Temat: Zwiazek na odleglosc (prosze o rady)

Od prawie 2 lat spotykam sie z chlopakiem. Bardzo go kocham i uklada nam sie swietnie.To moj pierwszy powazny chlopak i mialam nadzieje, ze ostatni... bo jest moim idealem, i trudno mi wyobrazic sobie siebie z kims innym. Problem w tym, ze we wrzesniu wyjezdzam na studia do innego kraju, a on studiuje w Polsce. Opcja zeby ktores z nas sie dostosowalo odpada. Unikamy tego tematu, ale oboje wiemy, ze bedzie trudno, jesli w ogole cos nadal bedzie. Mam kilka pytan, potrzebuje rad od osob niezaangazowanych w to emocjonalnie... Po pierwsze: czy racjonalnie myslac zwiazek na odleglosc w naszym wieku ma jakikolwiek sens i racje bytu (mam niemal 19 lat, on 22)? Czy nawet codzienne rozmowy i spotkania co kilka tygodni moglyby wykluczyc np zauroczenie kims innym, ewentualna zdrade? Jakie wy macie doswiadczenia ze zwiazkami na odleglosc? Kolejne pytanie dotyczy naszych wakacji. Praktycznie caly sierpien mamy spedzic razem, tez ze znajomymi, ale jednak to bedzie w duzym stopniu romantyczny wyjazd i na pewno przywiaze sie do niego jeszcze mocniej i duzo trudniej bedzie mi sie z nim rozstac. Pisze rozstac w sensie dwuznacznym, bo sama nie wiem czy to bedzie rozstanie na kilka tygodni, czy juz na zawsze... Moze lepiej byloby to zakonczyc od razu, a nie torturowac sie dluzej, bo jesli to rzeczywiscie nie ma sensu, to im szybciej wylecze sie z tej milosci, tym lepiej... Jak wy uwazacie? Ja sama nie wiem co mam teraz robić...

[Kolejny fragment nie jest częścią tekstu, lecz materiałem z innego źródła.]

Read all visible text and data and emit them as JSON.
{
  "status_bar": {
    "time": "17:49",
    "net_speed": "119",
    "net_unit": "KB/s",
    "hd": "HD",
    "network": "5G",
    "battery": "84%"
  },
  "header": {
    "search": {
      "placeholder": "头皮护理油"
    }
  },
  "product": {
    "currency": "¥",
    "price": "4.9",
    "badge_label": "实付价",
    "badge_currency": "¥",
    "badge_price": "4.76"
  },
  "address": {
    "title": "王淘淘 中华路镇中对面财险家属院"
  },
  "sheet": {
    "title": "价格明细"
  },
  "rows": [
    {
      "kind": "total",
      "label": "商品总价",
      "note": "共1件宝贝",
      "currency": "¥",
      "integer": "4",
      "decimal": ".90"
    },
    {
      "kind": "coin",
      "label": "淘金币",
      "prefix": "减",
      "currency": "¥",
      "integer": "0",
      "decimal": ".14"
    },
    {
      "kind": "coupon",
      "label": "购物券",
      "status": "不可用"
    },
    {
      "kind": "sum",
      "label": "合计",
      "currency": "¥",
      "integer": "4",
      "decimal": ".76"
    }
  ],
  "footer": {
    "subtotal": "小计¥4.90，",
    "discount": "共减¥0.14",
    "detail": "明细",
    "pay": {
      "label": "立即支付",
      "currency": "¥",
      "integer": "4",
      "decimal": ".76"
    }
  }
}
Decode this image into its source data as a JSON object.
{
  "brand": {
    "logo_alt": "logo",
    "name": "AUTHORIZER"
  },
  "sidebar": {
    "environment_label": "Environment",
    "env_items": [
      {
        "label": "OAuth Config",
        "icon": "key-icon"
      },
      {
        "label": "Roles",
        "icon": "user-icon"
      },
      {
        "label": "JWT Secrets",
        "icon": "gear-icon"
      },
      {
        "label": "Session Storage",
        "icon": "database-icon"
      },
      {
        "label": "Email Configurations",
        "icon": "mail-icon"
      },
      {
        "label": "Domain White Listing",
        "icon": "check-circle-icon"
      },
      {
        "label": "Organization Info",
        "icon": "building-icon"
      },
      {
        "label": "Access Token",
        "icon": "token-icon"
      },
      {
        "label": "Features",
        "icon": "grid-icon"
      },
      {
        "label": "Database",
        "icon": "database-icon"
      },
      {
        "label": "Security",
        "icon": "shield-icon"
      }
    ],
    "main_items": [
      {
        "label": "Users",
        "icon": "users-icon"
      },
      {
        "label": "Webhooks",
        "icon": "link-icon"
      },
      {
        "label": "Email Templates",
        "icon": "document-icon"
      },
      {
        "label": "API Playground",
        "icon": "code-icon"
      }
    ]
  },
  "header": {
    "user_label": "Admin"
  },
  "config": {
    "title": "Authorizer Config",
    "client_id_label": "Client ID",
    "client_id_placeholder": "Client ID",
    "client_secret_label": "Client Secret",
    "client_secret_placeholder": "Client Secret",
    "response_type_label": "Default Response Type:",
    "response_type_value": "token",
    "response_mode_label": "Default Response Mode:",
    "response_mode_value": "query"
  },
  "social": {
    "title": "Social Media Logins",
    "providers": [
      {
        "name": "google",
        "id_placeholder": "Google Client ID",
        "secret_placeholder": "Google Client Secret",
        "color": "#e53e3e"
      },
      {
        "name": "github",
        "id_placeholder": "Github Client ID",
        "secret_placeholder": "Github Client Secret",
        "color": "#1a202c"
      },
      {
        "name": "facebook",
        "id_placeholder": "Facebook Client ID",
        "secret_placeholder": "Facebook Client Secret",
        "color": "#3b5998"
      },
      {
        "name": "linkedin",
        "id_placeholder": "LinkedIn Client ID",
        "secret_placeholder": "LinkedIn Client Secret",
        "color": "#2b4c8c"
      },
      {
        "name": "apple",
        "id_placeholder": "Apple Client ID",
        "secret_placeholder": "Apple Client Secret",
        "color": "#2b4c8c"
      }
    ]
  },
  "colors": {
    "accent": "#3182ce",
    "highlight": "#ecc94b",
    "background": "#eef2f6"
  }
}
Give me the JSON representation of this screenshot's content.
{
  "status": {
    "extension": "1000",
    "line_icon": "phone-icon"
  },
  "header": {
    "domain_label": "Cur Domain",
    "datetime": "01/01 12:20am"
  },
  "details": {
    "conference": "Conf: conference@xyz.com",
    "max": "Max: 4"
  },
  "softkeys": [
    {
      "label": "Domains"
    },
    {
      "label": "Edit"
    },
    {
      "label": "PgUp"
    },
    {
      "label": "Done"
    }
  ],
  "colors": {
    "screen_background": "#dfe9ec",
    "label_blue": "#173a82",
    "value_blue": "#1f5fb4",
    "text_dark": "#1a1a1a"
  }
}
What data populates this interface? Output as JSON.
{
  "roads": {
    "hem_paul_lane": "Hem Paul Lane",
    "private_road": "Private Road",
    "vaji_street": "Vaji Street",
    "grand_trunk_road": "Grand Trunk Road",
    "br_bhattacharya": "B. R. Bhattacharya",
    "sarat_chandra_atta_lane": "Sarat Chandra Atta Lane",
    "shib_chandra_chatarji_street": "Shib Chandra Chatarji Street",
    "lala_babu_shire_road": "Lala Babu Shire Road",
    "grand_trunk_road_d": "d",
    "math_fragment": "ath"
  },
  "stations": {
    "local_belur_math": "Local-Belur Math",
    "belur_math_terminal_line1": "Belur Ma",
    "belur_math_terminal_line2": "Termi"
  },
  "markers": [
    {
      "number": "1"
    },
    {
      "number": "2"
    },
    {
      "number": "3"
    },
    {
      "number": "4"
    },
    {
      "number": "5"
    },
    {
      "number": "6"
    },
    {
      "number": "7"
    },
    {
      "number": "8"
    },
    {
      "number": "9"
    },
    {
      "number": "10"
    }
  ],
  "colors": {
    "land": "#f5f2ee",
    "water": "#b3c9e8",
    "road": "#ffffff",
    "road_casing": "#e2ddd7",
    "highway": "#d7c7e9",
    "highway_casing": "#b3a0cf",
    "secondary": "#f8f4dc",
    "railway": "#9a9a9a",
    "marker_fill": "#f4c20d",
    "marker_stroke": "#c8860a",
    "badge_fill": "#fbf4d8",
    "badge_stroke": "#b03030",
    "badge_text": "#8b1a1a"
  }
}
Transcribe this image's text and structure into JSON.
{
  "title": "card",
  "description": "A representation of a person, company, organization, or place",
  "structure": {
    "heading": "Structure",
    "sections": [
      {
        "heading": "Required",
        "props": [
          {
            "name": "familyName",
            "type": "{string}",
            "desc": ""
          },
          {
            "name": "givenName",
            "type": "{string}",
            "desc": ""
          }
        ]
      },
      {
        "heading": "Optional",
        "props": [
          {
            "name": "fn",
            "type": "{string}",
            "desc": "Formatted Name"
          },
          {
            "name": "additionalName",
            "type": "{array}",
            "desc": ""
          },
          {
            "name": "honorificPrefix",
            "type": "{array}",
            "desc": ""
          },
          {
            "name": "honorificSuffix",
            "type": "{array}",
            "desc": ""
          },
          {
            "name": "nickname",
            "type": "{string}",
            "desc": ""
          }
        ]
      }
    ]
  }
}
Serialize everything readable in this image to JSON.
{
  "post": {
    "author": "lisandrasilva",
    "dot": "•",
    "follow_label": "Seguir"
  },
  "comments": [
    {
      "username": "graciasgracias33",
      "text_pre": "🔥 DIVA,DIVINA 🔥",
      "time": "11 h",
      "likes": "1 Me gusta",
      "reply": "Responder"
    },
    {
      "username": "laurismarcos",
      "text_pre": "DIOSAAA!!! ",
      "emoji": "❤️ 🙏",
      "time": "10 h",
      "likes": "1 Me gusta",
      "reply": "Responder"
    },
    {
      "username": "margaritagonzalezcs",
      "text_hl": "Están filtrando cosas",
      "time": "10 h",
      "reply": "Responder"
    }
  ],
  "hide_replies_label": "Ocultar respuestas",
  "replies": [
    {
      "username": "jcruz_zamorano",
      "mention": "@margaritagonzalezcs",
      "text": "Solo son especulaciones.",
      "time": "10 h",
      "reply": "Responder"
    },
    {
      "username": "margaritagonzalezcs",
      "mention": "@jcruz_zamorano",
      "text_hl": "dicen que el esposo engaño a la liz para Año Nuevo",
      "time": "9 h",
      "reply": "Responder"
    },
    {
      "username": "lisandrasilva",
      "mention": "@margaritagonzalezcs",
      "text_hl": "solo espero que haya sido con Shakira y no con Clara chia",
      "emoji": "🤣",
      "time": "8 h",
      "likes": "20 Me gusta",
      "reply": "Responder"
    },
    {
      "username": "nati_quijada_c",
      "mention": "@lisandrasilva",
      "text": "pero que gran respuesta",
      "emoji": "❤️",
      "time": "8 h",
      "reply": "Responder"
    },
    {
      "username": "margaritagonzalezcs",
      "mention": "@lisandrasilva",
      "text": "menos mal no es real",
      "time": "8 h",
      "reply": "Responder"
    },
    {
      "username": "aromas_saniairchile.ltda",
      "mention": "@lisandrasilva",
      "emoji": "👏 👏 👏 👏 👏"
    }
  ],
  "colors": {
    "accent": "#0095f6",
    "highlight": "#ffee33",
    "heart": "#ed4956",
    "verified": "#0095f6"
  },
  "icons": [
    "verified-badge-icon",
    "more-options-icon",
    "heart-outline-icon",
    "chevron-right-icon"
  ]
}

no bedzie ciezko..ja osobiście nie jestem w zwiazku na odleglosc i NIGDY nie zamierzam być. 

W miłości nie ma co być racjonalnym. My byliśmy racjonalni i chyba straciliśmy kilka fajnych lat ;)
Czy codzienne rozmowy i spotkania raz na kilka tygodni mogłoby wykluczyć zauroczenie kimś innym i zdradę? Nie. Nawet ludzie mieszkający razem czy spotykający się codziennie zdradzają lub zakochują się w innych. Nie ma reguły. 

Będzie ciężko, cholernie. Ale nie można rezygnować tylko dlatego, że coś może nie wyjść albo jest trudne. Spróbujcie - co macie do stracenia? Z własnego doświadczenia wiem, że bardziej bolą niewykorzystane okazje bo zawsze dzwoni w uszach "co by było gdyby". 

Jeśli planujesz go zostawić bo gdzieś uciekasz studiować, to chyba nie jest dla Ciebie nic wart...Współczuję mu tak 'przedmiotowego' potraktowania przez partnerkę..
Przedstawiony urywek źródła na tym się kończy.